2. BÖLÜM (YÜZME DERSİ)

215 23 3
                                    

ezgi kızların muhabbetlerinin dışında kalmış buraya gelme süreceni düşünüyordu. her şey çok hızlı gelişmişti. kendi yurdunun dedikoducusu berfinin ezgiye görev geldiği hakkında zırvalarını dinleyen ezgi şaşırmış ve bu bilginin gerçekliğini sormak adına patronun odasına doğru ilerlemişti. 

ezgi kapıyı çalıp içeri girerken patronun ezgiyi beklemediği her halinden belli bir şekilde ezgiye bakıyordu. ezgi  tedirgin bir şekilde berfinin dediğinin asılsız olma olasılığına karşı kendine kızmaya başlamıştı.  patron bu sessizlik karşısında "neden geldin ezgi?" ezgi zorla yutkunurken tedirgin bir şekilde "bana görev geldiğini söyledi berfin efendim. o yüzden gelmiştim" patronun şaşkınlığı bütün yüzzünü kapsarken ezgi afalladı. böyle bir tepki beklemiyordu. 

patronu elini başına götürürken "bu odadan bilgiler nasıl dışarı çıkıyor aklım almıyor. evet öyle bir bilgi var. daha kesinleşmediği için sana bilgi vermemiştim.  sen berfine git sor görev neymiş o söyler belki." ezgi başını sallayıp çıkmaya yeltenirken patronun "şaka yapıyorum ezgi. sana görev hakkında bilgilendirme mesaj yoluyla sana iletilir. sen bana berfini yollat sadece " ezgi gülümseyerek onaylarken kendini odadan dışarı attı. 

berfin ayvayı yemişti. bu ezginin gülümsemesini arttırırken koridorda ilerlemeye başladı. çalışma bölümlerinde berfini görmesiyle patronun onu çağırdığını söyledi. berfinin yüz ifadesi görülmeye değerdi. ezgi o an gülemese de berfinin yanından ayrıldığı gibi gülmeye başlamıştı. berfin hak etmişti. 

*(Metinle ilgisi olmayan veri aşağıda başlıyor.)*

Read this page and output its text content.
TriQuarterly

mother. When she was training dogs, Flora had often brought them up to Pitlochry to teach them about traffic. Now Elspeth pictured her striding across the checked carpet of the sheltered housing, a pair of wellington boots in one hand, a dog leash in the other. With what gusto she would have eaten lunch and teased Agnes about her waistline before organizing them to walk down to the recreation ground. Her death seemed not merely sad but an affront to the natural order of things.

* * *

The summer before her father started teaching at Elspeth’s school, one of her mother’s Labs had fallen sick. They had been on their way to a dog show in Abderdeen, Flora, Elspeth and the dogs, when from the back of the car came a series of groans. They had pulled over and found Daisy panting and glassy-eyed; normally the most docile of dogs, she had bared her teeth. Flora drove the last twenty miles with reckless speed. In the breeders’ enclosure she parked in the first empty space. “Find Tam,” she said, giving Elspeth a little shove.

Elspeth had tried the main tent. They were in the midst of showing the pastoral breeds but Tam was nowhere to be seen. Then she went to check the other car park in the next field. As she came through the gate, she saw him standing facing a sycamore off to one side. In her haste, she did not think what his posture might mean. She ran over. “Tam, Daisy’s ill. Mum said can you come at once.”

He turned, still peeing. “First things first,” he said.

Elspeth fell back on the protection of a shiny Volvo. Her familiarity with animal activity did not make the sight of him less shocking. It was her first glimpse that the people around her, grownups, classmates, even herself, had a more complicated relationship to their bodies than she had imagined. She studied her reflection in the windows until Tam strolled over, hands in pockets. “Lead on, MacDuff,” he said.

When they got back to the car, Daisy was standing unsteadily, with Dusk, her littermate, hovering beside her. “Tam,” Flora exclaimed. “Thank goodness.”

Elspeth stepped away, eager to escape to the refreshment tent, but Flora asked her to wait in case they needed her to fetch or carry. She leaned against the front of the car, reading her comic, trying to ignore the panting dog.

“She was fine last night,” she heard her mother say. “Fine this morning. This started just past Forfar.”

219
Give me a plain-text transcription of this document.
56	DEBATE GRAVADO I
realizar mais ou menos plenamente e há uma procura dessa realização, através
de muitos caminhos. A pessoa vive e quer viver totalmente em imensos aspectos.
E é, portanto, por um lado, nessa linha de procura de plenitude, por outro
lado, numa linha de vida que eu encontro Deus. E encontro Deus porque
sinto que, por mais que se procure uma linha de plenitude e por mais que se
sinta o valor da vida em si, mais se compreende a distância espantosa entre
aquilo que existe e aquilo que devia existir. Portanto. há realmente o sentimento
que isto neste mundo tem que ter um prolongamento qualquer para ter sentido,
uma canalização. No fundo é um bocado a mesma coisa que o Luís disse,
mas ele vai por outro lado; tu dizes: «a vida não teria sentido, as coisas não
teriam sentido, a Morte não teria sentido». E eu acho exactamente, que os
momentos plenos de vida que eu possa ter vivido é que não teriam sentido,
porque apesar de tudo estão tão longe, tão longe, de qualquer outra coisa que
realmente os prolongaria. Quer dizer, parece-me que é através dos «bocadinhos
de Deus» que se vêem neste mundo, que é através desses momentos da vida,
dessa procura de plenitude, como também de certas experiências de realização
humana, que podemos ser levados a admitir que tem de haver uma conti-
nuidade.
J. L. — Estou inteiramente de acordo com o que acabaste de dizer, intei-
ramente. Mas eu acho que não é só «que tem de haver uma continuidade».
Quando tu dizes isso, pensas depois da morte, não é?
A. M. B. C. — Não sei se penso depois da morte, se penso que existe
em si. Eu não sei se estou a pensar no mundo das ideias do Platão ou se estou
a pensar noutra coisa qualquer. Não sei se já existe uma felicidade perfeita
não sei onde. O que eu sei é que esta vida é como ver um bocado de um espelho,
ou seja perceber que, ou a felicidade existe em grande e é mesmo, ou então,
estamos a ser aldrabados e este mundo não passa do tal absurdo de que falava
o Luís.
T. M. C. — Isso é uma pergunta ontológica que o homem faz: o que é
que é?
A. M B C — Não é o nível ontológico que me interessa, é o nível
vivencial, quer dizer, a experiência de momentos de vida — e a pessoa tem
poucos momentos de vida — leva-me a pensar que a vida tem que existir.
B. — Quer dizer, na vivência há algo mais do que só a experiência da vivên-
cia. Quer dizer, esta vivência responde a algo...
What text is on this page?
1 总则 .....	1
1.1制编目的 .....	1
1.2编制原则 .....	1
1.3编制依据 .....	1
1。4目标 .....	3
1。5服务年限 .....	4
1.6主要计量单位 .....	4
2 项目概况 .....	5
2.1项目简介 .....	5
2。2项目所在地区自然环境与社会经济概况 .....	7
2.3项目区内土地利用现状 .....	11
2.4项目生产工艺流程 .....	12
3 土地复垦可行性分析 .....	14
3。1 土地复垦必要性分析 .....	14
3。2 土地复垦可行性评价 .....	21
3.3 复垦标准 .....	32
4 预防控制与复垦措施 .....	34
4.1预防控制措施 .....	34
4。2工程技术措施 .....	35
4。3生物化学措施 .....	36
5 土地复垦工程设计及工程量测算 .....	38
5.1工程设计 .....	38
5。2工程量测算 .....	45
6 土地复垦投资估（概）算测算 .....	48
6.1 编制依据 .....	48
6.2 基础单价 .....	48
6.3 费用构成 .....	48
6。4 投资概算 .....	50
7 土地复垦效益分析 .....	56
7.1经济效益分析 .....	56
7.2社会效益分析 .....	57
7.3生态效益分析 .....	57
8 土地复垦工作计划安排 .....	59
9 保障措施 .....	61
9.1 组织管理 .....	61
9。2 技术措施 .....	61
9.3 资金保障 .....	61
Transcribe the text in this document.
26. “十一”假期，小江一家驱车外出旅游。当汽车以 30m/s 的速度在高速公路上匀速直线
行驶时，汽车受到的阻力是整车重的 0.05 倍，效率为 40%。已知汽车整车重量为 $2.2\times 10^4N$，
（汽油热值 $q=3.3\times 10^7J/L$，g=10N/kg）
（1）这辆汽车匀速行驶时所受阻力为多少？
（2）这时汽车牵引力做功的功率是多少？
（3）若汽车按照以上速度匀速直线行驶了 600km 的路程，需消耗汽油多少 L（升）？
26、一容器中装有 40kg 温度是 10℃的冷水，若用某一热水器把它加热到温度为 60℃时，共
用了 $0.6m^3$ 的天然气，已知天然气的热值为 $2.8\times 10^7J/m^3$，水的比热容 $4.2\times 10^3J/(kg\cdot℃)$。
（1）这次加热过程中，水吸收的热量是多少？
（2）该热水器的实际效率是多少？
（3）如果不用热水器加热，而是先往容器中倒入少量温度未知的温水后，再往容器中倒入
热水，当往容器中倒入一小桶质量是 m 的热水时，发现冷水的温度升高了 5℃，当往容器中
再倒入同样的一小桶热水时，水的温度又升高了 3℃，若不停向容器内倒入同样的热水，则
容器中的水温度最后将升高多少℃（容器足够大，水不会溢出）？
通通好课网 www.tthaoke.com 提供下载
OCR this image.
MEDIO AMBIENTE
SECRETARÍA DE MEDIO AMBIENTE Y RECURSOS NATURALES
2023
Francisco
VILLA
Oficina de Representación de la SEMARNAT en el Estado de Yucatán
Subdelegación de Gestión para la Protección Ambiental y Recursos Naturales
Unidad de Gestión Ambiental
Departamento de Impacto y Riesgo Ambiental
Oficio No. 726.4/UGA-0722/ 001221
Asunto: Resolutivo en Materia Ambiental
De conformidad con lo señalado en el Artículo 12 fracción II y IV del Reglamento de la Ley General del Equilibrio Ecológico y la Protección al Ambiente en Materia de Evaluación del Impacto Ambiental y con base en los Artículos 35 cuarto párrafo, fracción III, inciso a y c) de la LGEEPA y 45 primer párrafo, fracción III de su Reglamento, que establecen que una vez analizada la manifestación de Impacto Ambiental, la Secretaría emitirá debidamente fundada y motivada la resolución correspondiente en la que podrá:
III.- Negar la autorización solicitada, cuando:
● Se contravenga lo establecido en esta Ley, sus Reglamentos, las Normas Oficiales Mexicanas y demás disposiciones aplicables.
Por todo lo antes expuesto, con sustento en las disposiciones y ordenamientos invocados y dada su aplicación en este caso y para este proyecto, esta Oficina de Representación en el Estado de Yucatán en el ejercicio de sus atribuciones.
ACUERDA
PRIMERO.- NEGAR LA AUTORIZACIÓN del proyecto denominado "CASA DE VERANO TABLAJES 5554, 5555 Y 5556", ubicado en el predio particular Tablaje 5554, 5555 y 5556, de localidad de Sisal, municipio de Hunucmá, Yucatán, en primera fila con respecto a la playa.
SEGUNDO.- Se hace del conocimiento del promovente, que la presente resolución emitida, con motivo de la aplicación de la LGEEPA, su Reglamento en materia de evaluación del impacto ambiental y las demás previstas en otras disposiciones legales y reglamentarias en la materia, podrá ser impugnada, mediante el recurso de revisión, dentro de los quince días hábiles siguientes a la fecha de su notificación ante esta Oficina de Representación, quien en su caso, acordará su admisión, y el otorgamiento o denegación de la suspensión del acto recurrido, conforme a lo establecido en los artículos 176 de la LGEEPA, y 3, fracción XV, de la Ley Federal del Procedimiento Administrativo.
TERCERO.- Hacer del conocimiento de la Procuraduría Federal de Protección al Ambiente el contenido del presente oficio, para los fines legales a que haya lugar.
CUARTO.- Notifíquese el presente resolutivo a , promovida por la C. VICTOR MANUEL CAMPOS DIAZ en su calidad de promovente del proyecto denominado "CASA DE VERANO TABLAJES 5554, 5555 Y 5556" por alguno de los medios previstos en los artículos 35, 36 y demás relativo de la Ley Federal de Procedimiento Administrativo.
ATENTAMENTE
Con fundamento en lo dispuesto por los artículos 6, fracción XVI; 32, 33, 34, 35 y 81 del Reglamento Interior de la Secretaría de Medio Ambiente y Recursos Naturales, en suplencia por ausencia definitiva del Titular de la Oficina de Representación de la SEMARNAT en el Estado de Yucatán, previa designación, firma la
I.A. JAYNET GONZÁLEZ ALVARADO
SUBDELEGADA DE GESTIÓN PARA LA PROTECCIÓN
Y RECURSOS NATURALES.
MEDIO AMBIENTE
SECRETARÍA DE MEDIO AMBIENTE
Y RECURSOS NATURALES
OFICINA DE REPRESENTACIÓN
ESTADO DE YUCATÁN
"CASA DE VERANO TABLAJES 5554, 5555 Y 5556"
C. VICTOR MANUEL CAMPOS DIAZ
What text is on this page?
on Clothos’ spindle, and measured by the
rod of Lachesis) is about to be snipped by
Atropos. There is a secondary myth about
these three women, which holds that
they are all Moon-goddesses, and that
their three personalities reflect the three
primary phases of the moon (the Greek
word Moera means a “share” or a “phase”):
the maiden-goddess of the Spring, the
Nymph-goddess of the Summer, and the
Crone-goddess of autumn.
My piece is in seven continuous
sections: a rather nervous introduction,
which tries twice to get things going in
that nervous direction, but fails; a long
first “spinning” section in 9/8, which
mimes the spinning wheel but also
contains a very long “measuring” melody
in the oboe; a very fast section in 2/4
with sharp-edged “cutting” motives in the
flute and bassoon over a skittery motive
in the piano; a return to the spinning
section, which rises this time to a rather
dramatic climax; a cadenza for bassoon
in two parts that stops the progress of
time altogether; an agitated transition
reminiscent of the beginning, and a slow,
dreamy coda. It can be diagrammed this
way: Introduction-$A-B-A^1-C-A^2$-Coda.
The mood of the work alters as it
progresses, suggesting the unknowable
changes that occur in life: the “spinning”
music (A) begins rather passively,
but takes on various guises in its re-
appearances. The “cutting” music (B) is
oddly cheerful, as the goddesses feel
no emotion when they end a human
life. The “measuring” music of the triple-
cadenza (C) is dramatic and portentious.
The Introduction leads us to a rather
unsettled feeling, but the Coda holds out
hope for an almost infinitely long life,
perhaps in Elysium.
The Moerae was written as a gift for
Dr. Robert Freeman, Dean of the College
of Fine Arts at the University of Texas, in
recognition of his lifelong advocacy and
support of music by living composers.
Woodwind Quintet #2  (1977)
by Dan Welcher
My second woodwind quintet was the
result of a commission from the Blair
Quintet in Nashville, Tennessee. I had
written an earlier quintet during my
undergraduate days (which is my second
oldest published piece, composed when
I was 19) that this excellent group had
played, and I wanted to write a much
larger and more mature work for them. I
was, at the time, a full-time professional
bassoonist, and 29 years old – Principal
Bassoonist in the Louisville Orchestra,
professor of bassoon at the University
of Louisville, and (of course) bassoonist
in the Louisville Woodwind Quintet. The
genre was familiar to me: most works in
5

ezginin adımları odasını bulurken nihayet telefonuna gelen mesajı açtı. ezgi görevi okurken kaşları çatılmıştı. ezgi görevi asya gibi hususi zannetmiş ve öyle olmadığını anlayınca yıkılmıştı.  ezgi görevin üç kızla yapılacağını ve başlarında asya diye bir lider olacağı yazısını tane tane okudu. en azından bütün sorumluluk benim üzerimde değil düşüncesi ezginin gönlünü rahatlatmıştı. ezgi mesajı okumayı bitirmesiyle birlikte gardılobunun başına geçip kıyafetlerini ayırıp bavul hazırlamaya başlamıştı. 

ezgi asyanın ona soru yöneltmesiyle buraya gelme serüveninden ayrılırken gülümseyerek asyanın sorusunu yanıtladı. tabi o sırada sessizleşen kayla buruk bir tebessümle çağatayla mesajlaşıyordu. çağatay kaylanın hackerıydı. çağatayın egoist bir insan olmasına rağmen kaylayı özlediğini dile getiren mesajı kaylayı duygulandırmıştı. 

kayla yurdunda boksördü. küçük yaştaki ajanları eğiten ve yakın dövüşte usta olan biriydi. dışardan bakan onu duygusuz olarak nitelendirirdi ama aslında tam tersiydi. yakınlaştıkça kaylayla muhabbet ettikçe aslında öyle olmadığını anlardınız. kayla çağatayın video atmasıyla videoyu açtı. kaylanın eğitim verdiği ajanlarının onu özlediğini söylediği video kaylayı oldukça derinden sarsmıştı. yıllardır yurttaydı. bir yanı özgürlüğü nihayet tattığından mutlu diğer yanı yurttaki yaşantısını özlediği için yaslı ve buruktu. 

ikiye ayrılan kayla sevinsin mi üzülsün mü karar veremezken çağataya mesaj yazdı. "ağlamamı istemiyorsan kes  şunu" mesajı göndermesiyle çağatayın "ben ağlıyorum sende ağla" yazısına karşı buruk bir tebessümle "ben varken niye sataşıp duruyordun o zaman? kıymetimi kaybedince mi anladın"dedi. çağatay bunun üzerine sadece orta parmak emojisini atıp çevrimdışı olmuştu. bu kaylayı daha da güldürmüştü. ciddi anlamda egoist olan çağatay için bile kayla için ağladığını dile getirmesi oldukça büyük bir olaydı. bu kaylayı sevindirdi.  

dolan gözlerini yukarı bakarak atlatmaya çalışan kayla kafasını dağıtmak adına kızların muhabbetine dahil oldu. bu görevi başarıyla atlatacak ve yurduna döndüğü zaman çağtaydan daha egoist olmanın verdiği hırsla sırıttı. bu kayla için yeterli motiveydi.